MDC sees 11.5% marketing unit revenue jump in Q2

The group's Strategic Marketing Services unit saw 11.5% organic growth on $270.1 million in Q2. The results come just shy of three weeks after founder and CEO Miles Nadal resigned amid an SEC probe.

Scott Kauffman, chairman and CEO of MDC Partners
Scott Kauffman, chairman and CEO of MDC Partners

NEW YORK: MDC Partners' Strategic Marketing Services unit, which contains its PR agencies, reported revenue of $270.1 million the second quarter of 2015, representing 11.5% organic growth over Q2 2014.

For the first six months of the year, the group achieved 10.1% organic growth on revenue of $510.5 million.

Two weeks ago, MDC founder, chairman, and CEO Miles Nadal resigned from the company amid an investigation by the Securities and Exchange Commission into his travel, medical, and other expenses.  

Scott Kauffman, presiding director on MDC’s board, took over Nadal’s role at the holding company, which owns majority stakes in Hunter Public Relations, HL Group, Allison+Partners, Kwittken, and Sloane & Company, among others.

MDC reported overall organic revenue growth of 8.3% to $336.6 million in the second quarter. For the first six months of the year, revenue was up 7.8%% organically to $638.8 million

The company’s net income climbed more than 79% to $29.6 million in Q2 2015. Net new business wins totaled $27.3 million in the quarter. It also saw an operating profit of $44.5 million, compared with $29.1 million in the same period of last year.

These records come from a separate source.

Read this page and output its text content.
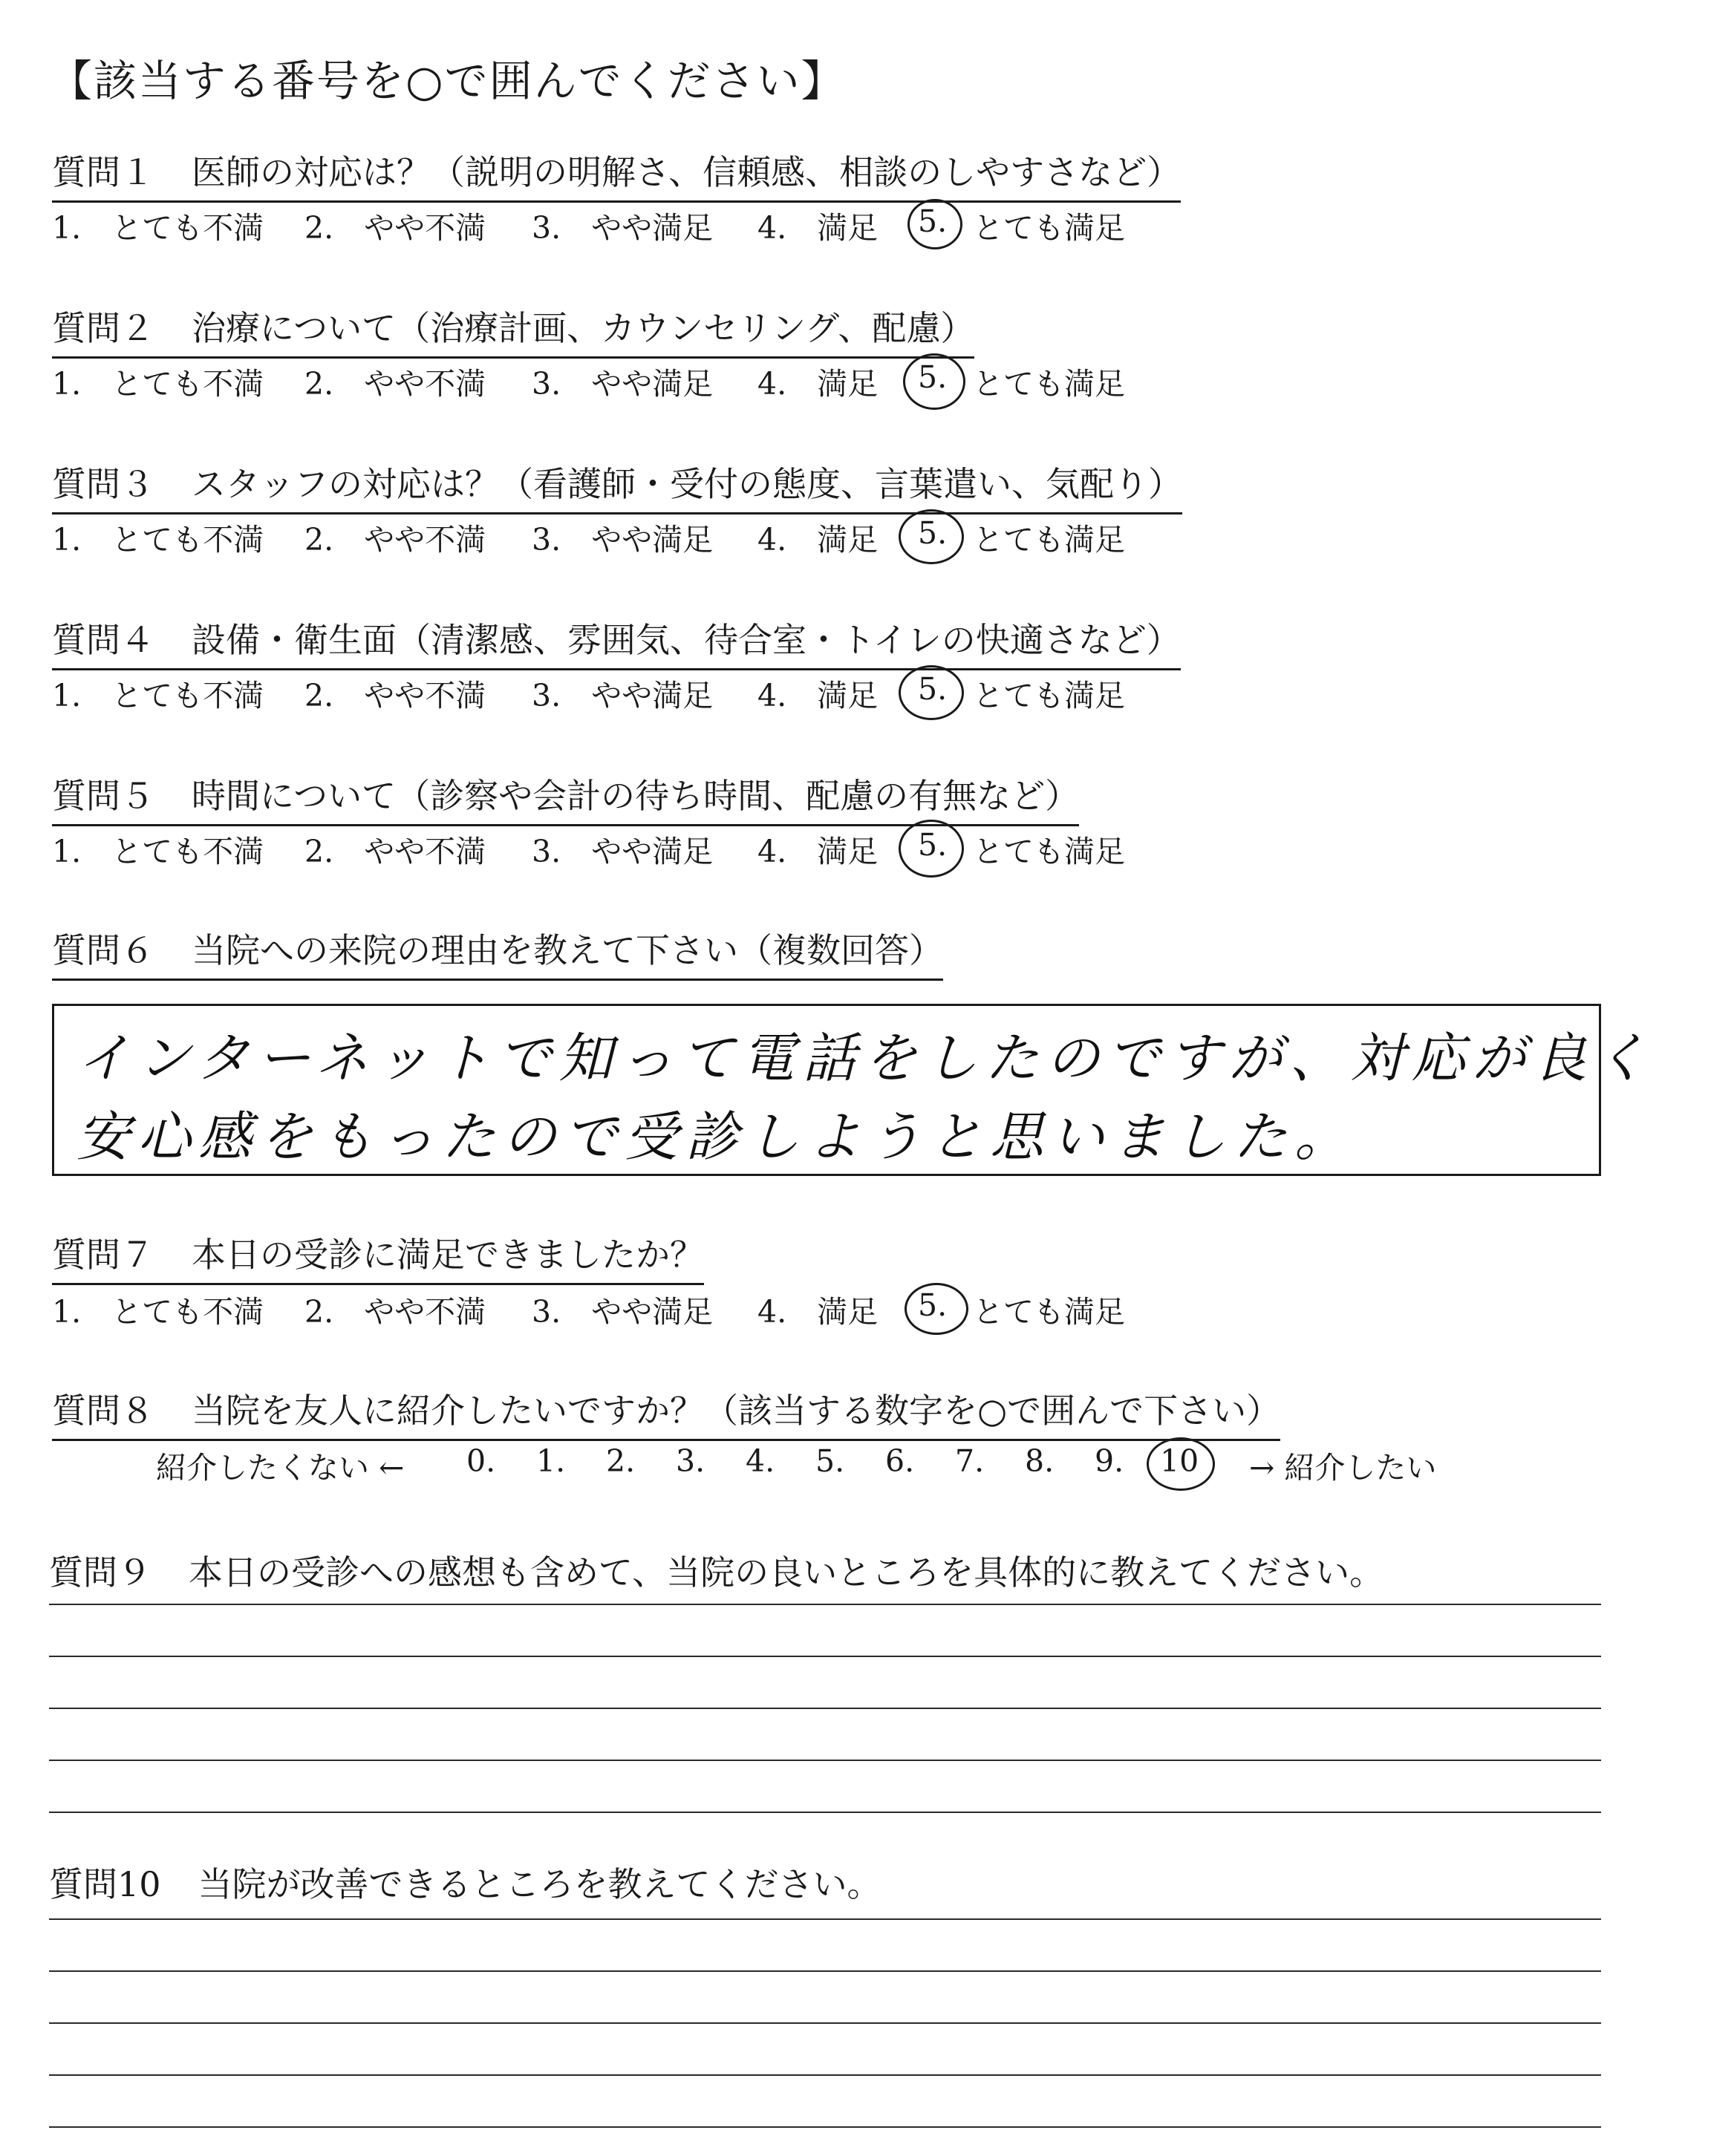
【該当する番号を○で囲んでください】
質問１ 医師の対応は？（説明の明解さ、信頼感、相談のしやすさなど）
1.　とても不満 2.　やや不満 3.　やや満足 4.　満足 5. とても満足
質問２ 治療について（治療計画、カウンセリング、配慮）
1.　とても不満 2.　やや不満 3.　やや満足 4.　満足 5. とても満足
質問３ スタッフの対応は？（看護師・受付の態度、言葉遣い、気配り）
1.　とても不満 2.　やや不満 3.　やや満足 4.　満足 5. とても満足
質問４ 設備・衛生面（清潔感、雰囲気、待合室・トイレの快適さなど）
1.　とても不満 2.　やや不満 3.　やや満足 4.　満足 5. とても満足
質問５ 時間について（診察や会計の待ち時間、配慮の有無など）
1.　とても不満 2.　やや不満 3.　やや満足 4.　満足 5. とても満足
質問６ 当院への来院の理由を教えて下さい（複数回答）
インターネットで知って電話をしたのですが、対応が良く
安心感をもったので受診しようと思いました。
質問７ 本日の受診に満足できましたか？
1.　とても不満 2.　やや不満 3.　やや満足 4.　満足 5. とても満足
質問８ 当院を友人に紹介したいですか？（該当する数字を○で囲んで下さい）
紹介したくない ← 0. 1. 2. 3. 4. 5. 6. 7. 8. 9. 10 → 紹介したい
質問９ 本日の受診への感想も含めて、当院の良いところを具体的に教えてください。
質問10 当院が改善できるところを教えてください。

For the first six months of the year, the holding company’s net loss was $2.5 million and net new business wins totaled $55.3 million. Operating profit for the first half of the year was $49.7 million, compared with $40.7 million last year.  

David Doft, CFO of MDC, said in a statement that the company’s performance for the quarter was "strong and consistent with our expectations."

"We remain firmly on track for a successful second half of the year and to achieving our 17% to 19% mid-term margin outlook," he added in the statement.

The earnings report also included information regarding potential "inherent risks and uncertainties" about MDC’s forward-looking statements.

The first factor listed points to "risks associated with the subpoena and ongoing SEC investigation and related securities litigation claims."

Some other risk factors include international, national, and regional downtown and the company’s ability to attract and retain clients.

When MDC announced Nadal’s departure at the end of July, the company said in a statement that he has "agreed to repay to MDC Partners all expenses that were requested to be repaid by the special committee of the board of directors, including an additional $1.88 million that was recently identified."

In terms of Nadal’s retirement, MDC also announced that the former CEO will be required to repay $10.6 million in retention amounts received between 2012 and 2015 in accordance with MDC’s agreements. Nadal will not be eligible for any compensation payments or severance upon retirement.

In addition to Nadal, MDC chief account officer Michael Sabatino stepped down from his role at the end of July, according to a statement. Sabatino has agreed to pay back $208,535 in cash bonus payments received between 2012 and 2014.